Quero ressaltar aqui, que vários membros da família Pereira, tiveram união
matrimonial com Carvalho. Família também clânica e que se fixou naquela região
nos mesmos moldes dos vizinhos. Pereira e Carvalho no decorrer das décadas
seguintes desenvolveram-se como oligarquias fortes e com interesses comuns, ou
seja, a disputa pela hegemonia do poder político naquela região. Portanto, o
choque seria inevitável. Em novembro do ano de 1848 na Comarca de
Flores do Pajeú, eclode o primeiro conflito, dessa que seria uma duradoura
contenda.
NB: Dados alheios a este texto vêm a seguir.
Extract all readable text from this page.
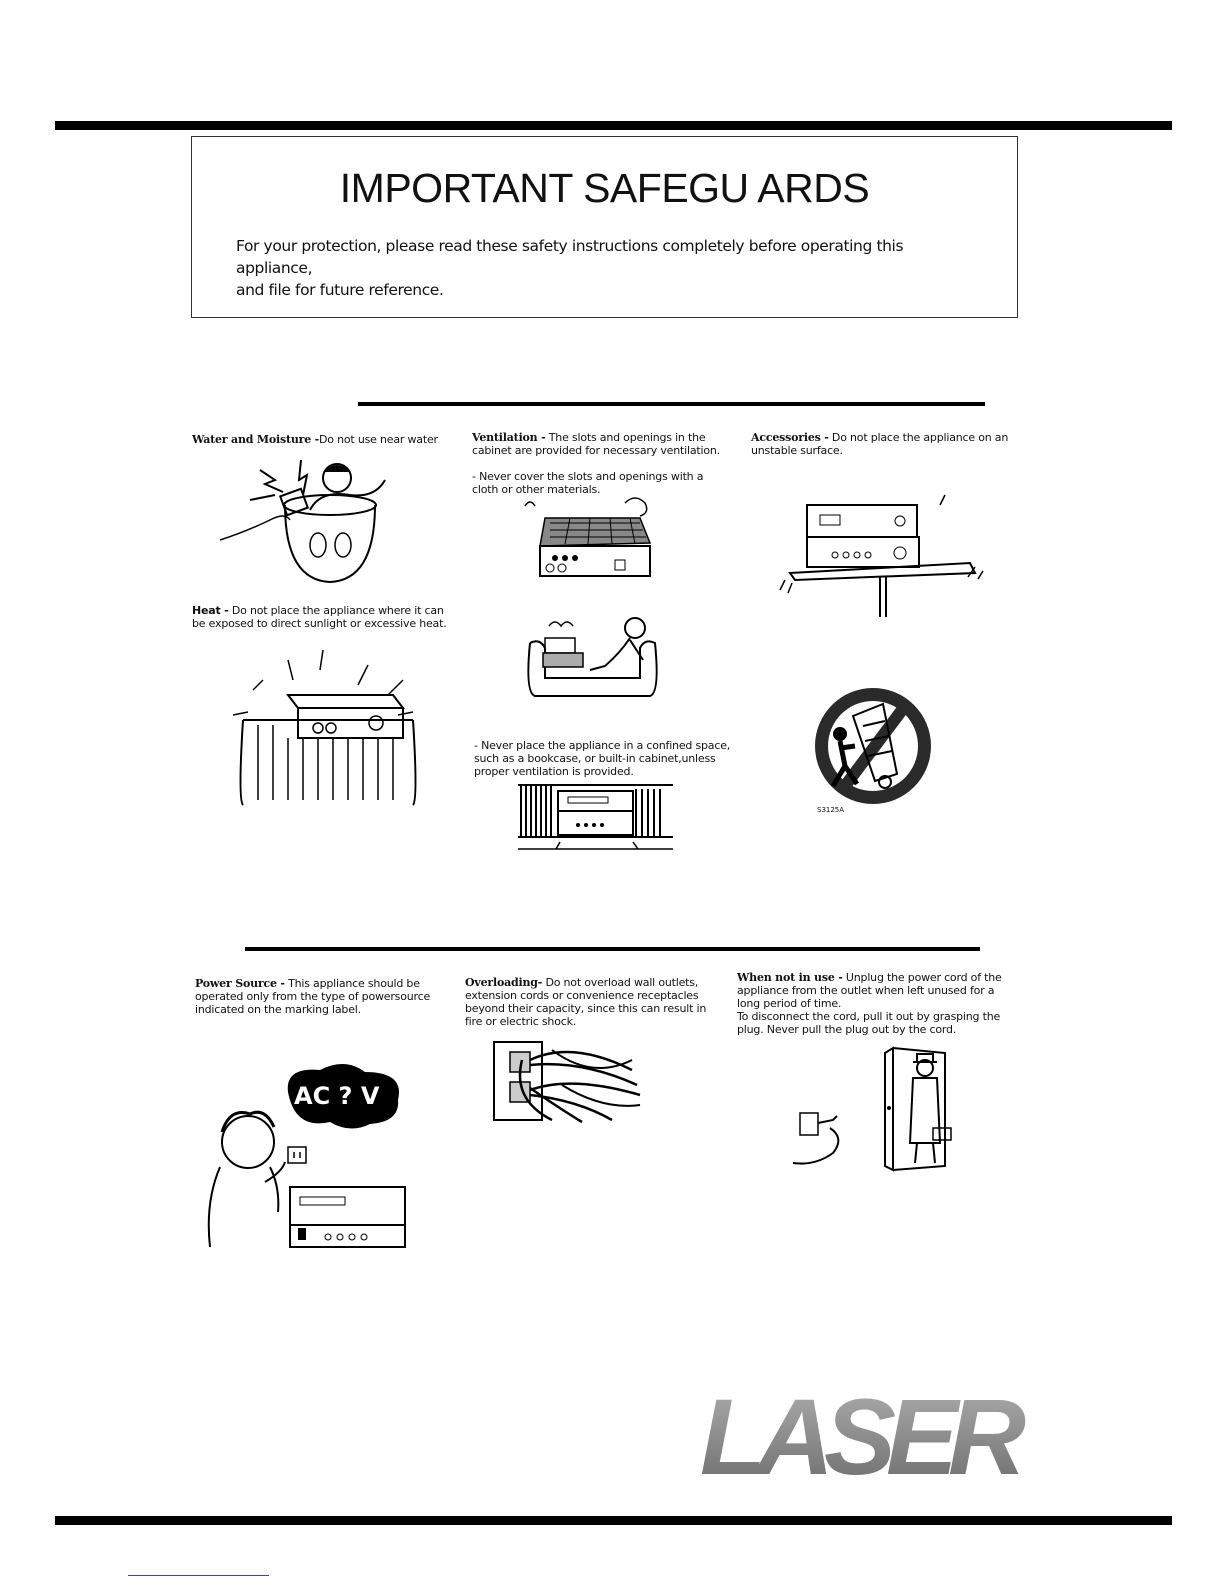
IMPORTANT SAFEGU ARDS
For your protection, please read these safety instructions completely before operating this appliance,
and file for future reference.
Water and Moisture -Do not use near water
Heat - Do not place the appliance where it can be exposed to direct sunlight or excessive heat.
Ventilation - The slots and openings in the cabinet are provided for necessary ventilation.
- Never cover the slots and openings with a cloth or other materials.
- Never place the appliance in a confined space, such as a bookcase, or built-in cabinet,unless proper ventilation is provided.
Accessories - Do not place the appliance on an unstable surface.
S3125A
Power Source - This appliance should be operated only from the type of powersource indicated on the marking label.
AC ? V
Overloading- Do not overload wall outlets, extension cords or convenience receptacles beyond their capacity, since this can result in fire or electric shock.
When not in use - Unplug the power cord of the appliance from the outlet when left unused for a long period of time.
To disconnect the cord, pull it out by grasping the plug. Never pull the plug out by the cord.
LASER
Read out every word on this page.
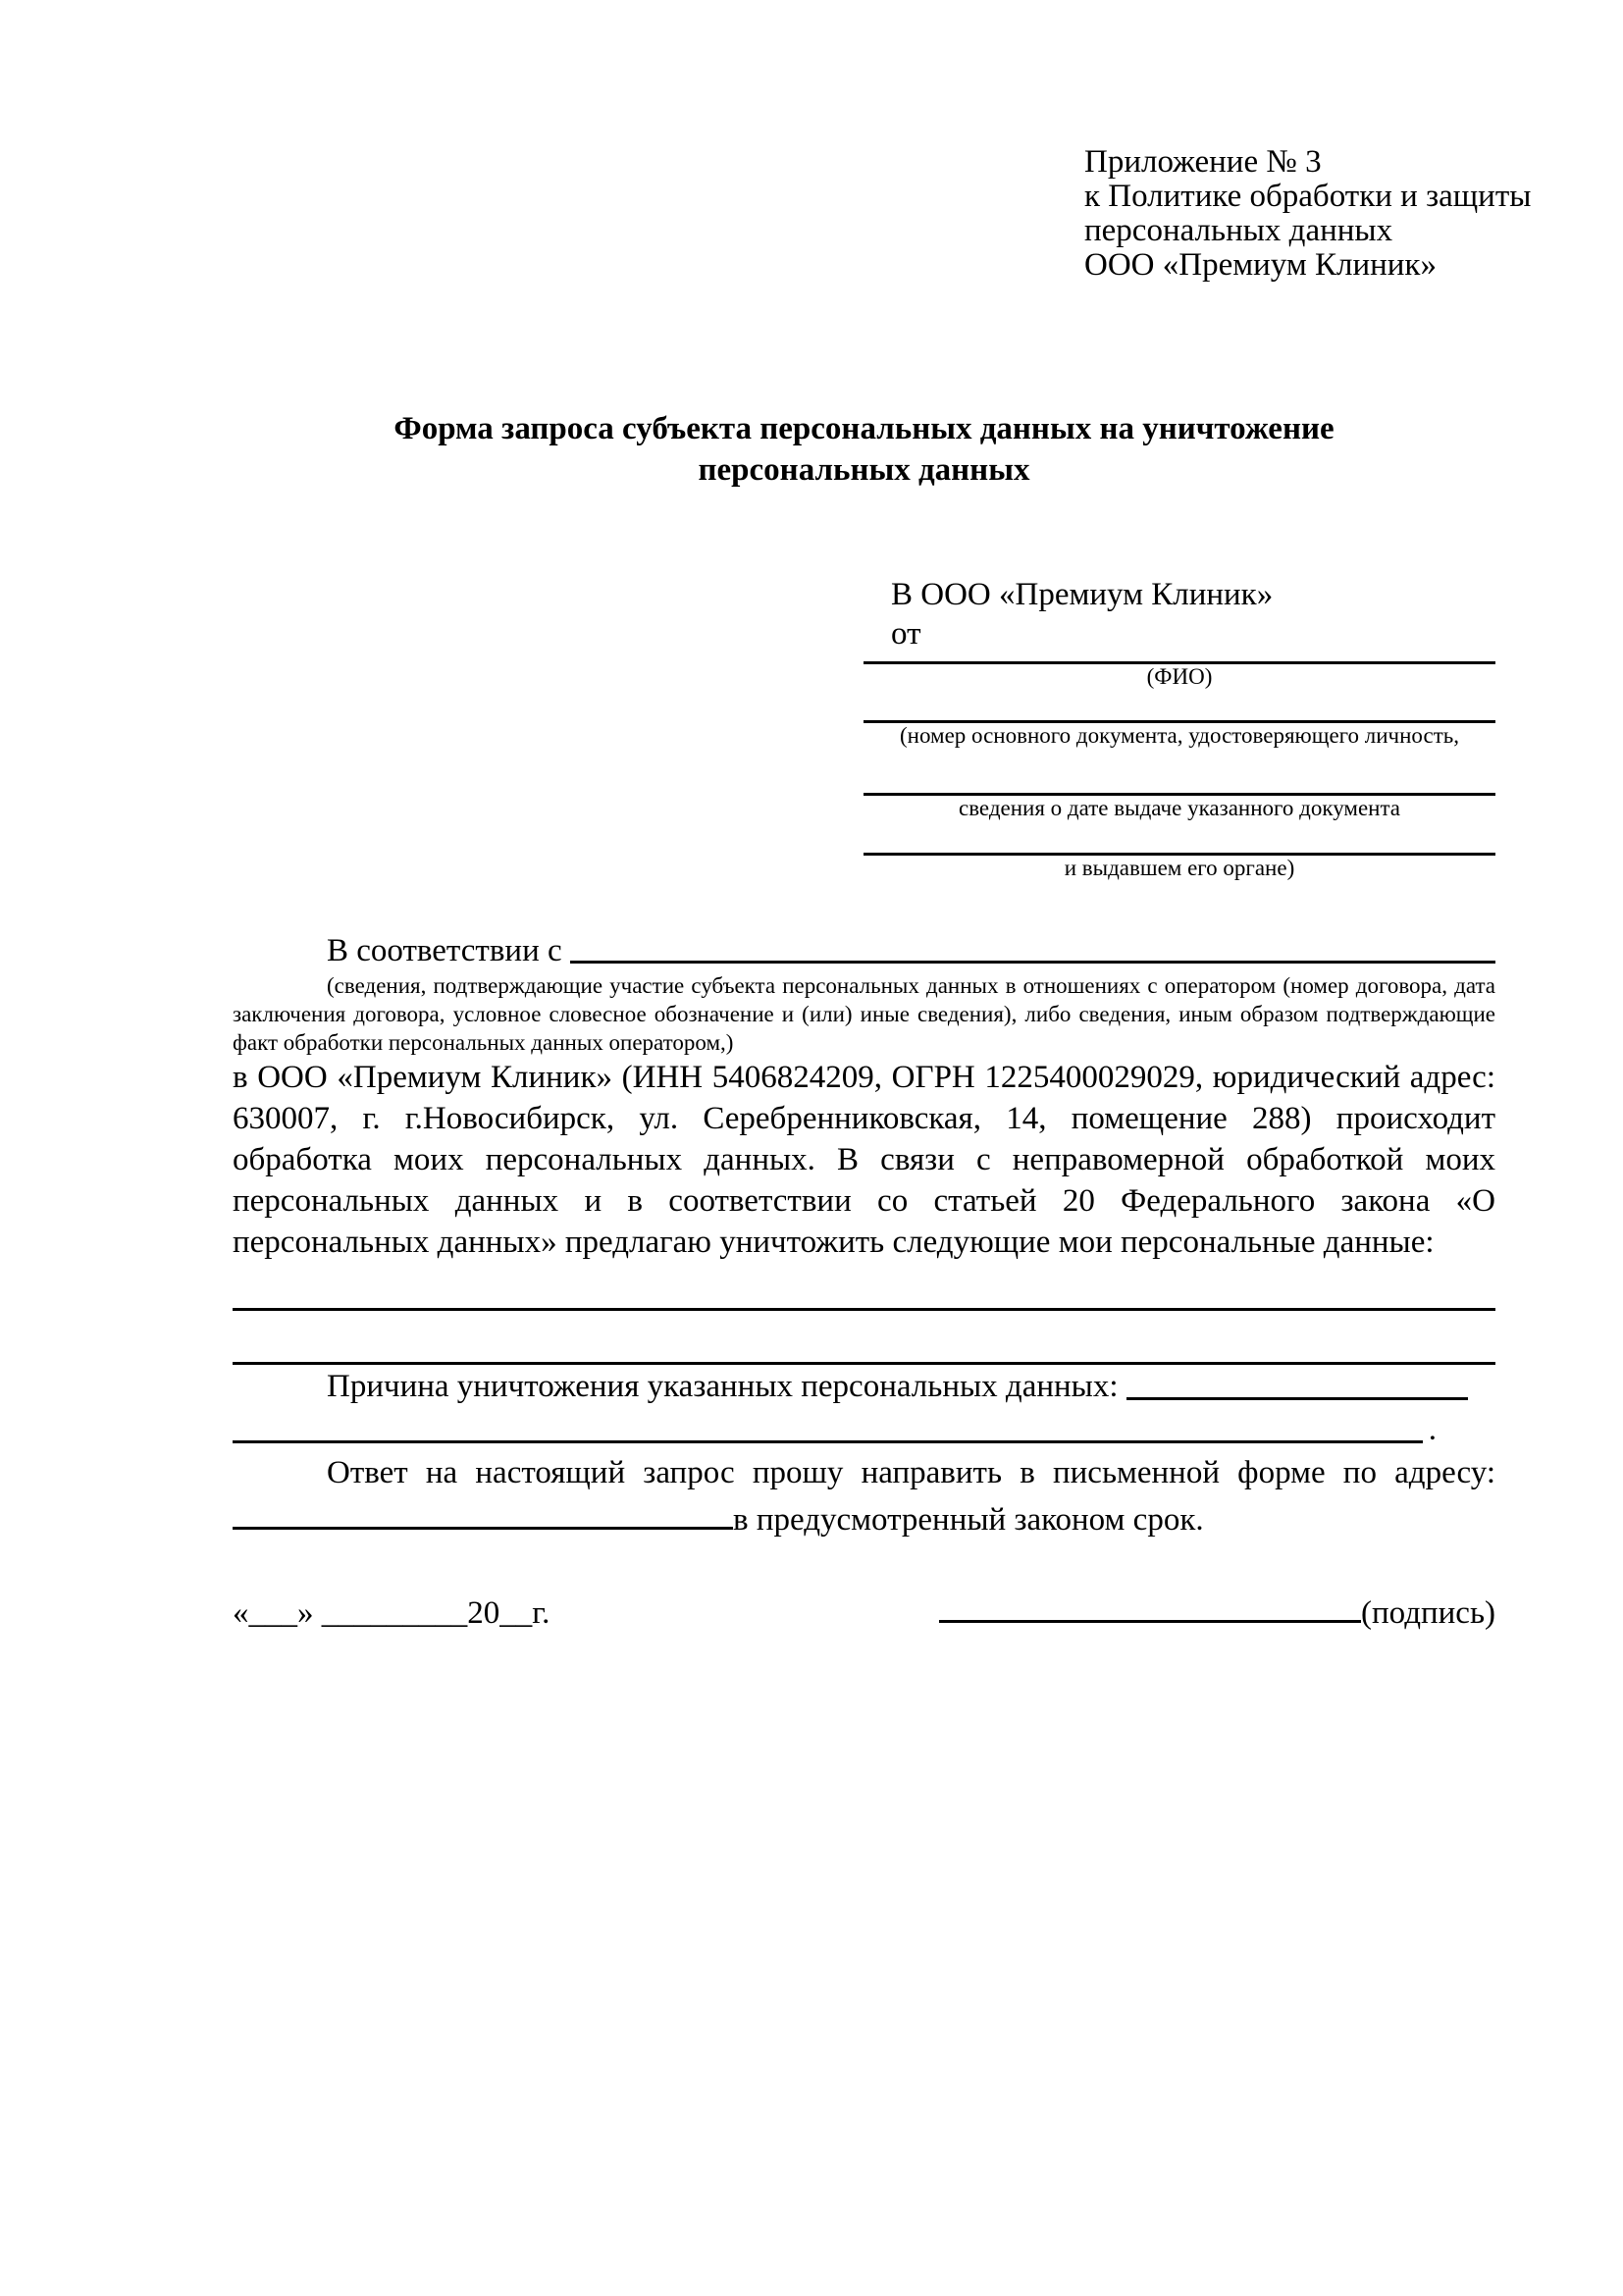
Приложение № 3
к Политике обработки и защиты
персональных данных
ООО «Премиум Клиник»
Форма запроса субъекта персональных данных на уничтожение
персональных данных
В ООО «Премиум Клиник»
от
(ФИО)
(номер основного документа, удостоверяющего личность,
сведения о дате выдаче указанного документа
и выдавшем его органе)
В соответствии с
(сведения, подтверждающие участие субъекта персональных данных в отношениях с оператором (номер договора, дата заключения договора, условное словесное обозначение и (или) иные сведения), либо сведения, иным образом подтверждающие факт обработки персональных данных оператором,)
в ООО «Премиум Клиник» (ИНН 5406824209, ОГРН 1225400029029, юридический адрес: 630007, г. г.Новосибирск, ул. Серебренниковская, 14, помещение 288) происходит обработка моих персональных данных. В связи с неправомерной обработкой моих персональных данных и в соответствии со статьей 20 Федерального закона «О персональных данных» предлагаю уничтожить следующие мои персональные данные:
Причина уничтожения указанных персональных данных:
.
Ответ на настоящий запрос прошу направить в письменной форме по адресу:
в предусмотренный законом срок.
«___» _________20__г.	(подпись)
Em espaços alternados, vingou até o ano de 1922. Encerrando-se quando
o cangaceiro Sinhô Pereira abandona definitivamente a luta armada no Pajeú das
Flores, e “navega” para as longínquas terras de Goiás.
No alvorecer
do século XX chega à Vila Bela, monsenhor Afonso Antero Pequeno. De família
influente politicamente no Cariri Cearense, que naquele momento ardia em
conflitos coronelísticos, trazendo na bagagem o germe da discórdia e o espírito
beligerante. Envolvido na luta do primo, Coronel Antônio Luiz Alves Pequeno,
que tentava depor o Coronel José Belém de Figueiredo, vice-presidente do Estado
do Ceará (1904), requisitou junto às lideranças políticas dos dois clãs,
Pereira e Carvalho, armas, munição e um contingente considerável de jagunços
para reforçar a facção do seu parente. A negação do Coronel Antônio Andrelino
Pereira da Silva ao pedido do padre caudilho e consequentemente a concordância
em tudo pela liderança dos Carvalho, Coronel Antônio Alves do Exu, fez com que
o pároco passasse a interferir e interceder favoravelmente junto aos Carvalho,
na luta e interesses políticos das duas famílias. Nas eleições municipais de
1907, foi eleito prefeito de Vila Bela com o apoio da família Carvalho,
empurrando os Pereira para oposição. Abrindo um parêntese e voltando dois anos,
1905 é uma data de sangue. No centro de Vila Bela, dia da feira livre, é ferido
gravemente à bala, falecendo dias depois, Manoel Pereira Maranhão, conhecido
por Né Delegado, recentemente deposto do cargo, era primo legítimo do pai de
Sinhô, sendo o autor do crime: Antônio Clementino de Carvalho (Quelé), o qual
se refugia na residência do Monsenhor Afonso Pequeno, próximo ao local do fato.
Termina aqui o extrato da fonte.